Rachel Reeves and other ministers have been lining up to support this interpretation – that Thornberry was being snooty about that home in Rochester, and of course they are right. She was indeed being snobbish and condescending. She was showing her Twitter followers that house in order to belittle it and make fun of it.

When Emily Thornberry looks at a white van, she ought to see the people who make this economy go, the grafters and the entrepreneurs who comprise a huge proportion of the GDP of the South East. These are the people any government should want to help and support – by cutting their taxes, for instance, or helping them with a diesel scrappage scheme so that they can buy less polluting vehicles.

If you own a white van, you have worked to buy a vital asset; you are more likely to be helping others into employment; and yet Thornberry looks at a white van and sees only an enemy – a cultural enemy.

She doesn’t care much about small businesses and their problems, and in her experience too many white van men have unacceptably Right-wing views. And what does she see in those England flags? She should see an innocent symbol of patriotism, and love of our country – its language and history and institutions, its Royal family and its countryside, pubs, Shakespeare, football, fish and chips, you name it.
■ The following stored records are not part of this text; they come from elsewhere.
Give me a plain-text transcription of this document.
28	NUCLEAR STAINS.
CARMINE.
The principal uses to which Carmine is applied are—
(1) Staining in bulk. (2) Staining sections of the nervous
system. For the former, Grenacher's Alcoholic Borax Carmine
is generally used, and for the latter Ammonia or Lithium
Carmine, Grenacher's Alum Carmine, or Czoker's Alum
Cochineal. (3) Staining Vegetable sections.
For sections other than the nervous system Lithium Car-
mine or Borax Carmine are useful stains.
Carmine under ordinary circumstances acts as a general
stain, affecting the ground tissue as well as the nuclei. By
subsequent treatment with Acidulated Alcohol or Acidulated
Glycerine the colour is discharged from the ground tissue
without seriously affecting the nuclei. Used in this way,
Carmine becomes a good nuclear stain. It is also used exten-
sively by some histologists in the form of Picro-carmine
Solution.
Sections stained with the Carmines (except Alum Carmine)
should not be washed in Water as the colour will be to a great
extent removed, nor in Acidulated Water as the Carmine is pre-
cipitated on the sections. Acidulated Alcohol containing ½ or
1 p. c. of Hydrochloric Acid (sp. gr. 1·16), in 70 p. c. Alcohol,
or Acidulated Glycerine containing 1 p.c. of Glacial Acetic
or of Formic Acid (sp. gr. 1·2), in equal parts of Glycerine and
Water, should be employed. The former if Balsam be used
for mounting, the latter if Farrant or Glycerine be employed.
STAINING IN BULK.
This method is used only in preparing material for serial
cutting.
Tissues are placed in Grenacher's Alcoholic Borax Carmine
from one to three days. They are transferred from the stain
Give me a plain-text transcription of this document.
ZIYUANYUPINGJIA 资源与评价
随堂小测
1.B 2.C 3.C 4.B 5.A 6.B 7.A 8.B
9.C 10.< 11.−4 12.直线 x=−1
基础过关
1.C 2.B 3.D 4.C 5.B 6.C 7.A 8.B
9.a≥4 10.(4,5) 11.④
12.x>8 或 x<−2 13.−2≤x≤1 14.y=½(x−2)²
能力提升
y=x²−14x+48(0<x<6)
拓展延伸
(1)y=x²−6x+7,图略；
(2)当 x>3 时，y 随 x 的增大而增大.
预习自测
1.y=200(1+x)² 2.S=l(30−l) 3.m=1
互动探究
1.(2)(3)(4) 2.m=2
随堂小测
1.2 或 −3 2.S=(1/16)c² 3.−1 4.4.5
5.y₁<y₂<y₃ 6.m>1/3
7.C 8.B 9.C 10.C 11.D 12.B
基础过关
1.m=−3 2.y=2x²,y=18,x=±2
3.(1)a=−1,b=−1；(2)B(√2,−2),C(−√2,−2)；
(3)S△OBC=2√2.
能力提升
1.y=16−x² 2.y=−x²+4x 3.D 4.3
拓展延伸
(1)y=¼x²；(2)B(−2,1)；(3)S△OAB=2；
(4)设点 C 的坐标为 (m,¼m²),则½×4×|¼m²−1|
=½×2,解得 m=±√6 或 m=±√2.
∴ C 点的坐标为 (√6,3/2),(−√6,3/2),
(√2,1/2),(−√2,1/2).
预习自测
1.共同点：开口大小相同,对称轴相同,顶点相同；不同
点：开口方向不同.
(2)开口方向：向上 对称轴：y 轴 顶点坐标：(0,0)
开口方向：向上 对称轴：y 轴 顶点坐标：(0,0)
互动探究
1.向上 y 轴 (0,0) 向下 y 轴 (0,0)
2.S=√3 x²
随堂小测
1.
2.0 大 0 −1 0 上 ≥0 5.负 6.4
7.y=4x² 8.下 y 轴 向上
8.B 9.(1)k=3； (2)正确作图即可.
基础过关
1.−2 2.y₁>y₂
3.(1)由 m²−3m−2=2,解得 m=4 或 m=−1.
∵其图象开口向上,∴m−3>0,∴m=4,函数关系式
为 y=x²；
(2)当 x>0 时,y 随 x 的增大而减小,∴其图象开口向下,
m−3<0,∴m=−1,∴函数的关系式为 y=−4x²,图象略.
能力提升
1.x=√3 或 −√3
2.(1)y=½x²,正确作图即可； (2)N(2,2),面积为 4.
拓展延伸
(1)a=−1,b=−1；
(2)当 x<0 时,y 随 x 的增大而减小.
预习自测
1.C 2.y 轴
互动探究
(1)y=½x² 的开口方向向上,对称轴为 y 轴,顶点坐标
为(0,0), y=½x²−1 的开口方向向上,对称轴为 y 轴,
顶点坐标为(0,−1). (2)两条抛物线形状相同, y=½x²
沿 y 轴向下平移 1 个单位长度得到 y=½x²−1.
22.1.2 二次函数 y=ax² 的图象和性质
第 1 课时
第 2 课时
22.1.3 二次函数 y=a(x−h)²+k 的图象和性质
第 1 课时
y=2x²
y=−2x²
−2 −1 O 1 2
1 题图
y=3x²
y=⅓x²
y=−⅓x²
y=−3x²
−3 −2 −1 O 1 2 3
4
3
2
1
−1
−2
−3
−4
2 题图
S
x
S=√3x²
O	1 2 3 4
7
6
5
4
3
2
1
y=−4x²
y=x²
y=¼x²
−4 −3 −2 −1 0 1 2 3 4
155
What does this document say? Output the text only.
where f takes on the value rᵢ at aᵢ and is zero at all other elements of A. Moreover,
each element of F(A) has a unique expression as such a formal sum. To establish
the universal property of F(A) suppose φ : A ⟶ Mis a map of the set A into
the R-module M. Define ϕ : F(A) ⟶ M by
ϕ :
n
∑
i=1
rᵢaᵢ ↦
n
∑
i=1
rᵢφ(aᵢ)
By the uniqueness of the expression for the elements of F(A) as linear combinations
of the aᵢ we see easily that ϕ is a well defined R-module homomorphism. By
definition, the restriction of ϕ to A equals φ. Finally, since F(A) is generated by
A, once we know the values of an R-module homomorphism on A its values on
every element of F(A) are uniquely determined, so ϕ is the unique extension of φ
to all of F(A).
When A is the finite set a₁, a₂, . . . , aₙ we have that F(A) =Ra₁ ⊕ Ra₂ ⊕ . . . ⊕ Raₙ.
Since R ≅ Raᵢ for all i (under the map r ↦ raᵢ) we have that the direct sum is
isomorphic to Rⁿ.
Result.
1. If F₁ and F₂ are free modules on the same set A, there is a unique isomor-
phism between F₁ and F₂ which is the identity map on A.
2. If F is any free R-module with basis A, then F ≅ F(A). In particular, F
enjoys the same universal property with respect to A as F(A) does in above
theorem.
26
But that is not what Emily sees. She sees the dreaded flag of pot-bellied, immigrant-bashing lager louts. She sees the kind of flag that Labour councils have tried in the past to ban from public buildings; she sees a symbol of deplorable nationalism and jingo.

As for the house itself – what does Emily see? She should see a tribute to the efforts of the homeowner, someone who has worked not just to own the place but also to ensure that its architectural features somehow reflect his or her personality. Of course she sees no such thing – only a reminder of the achievement of her bête noire, Mrs Thatcher, who mobilised people to buy their own home.

Mrs Thornberry’s tweet was superbly eloquent of everything that is wrong with the modern Labour Party – a party that is all too obviously full of middle-class lawyers like her, who secretly disdain hard‑working, George Cross-waving white van men. But she might have got away with it; she might have been able to fudge it and keep her head down until the twitstorm passed, and then claim that it had all been grievously misunderstood.

Well done Ed, for so brutally confirming the truth about what Labour really thinks. Give that man a Darwin Award.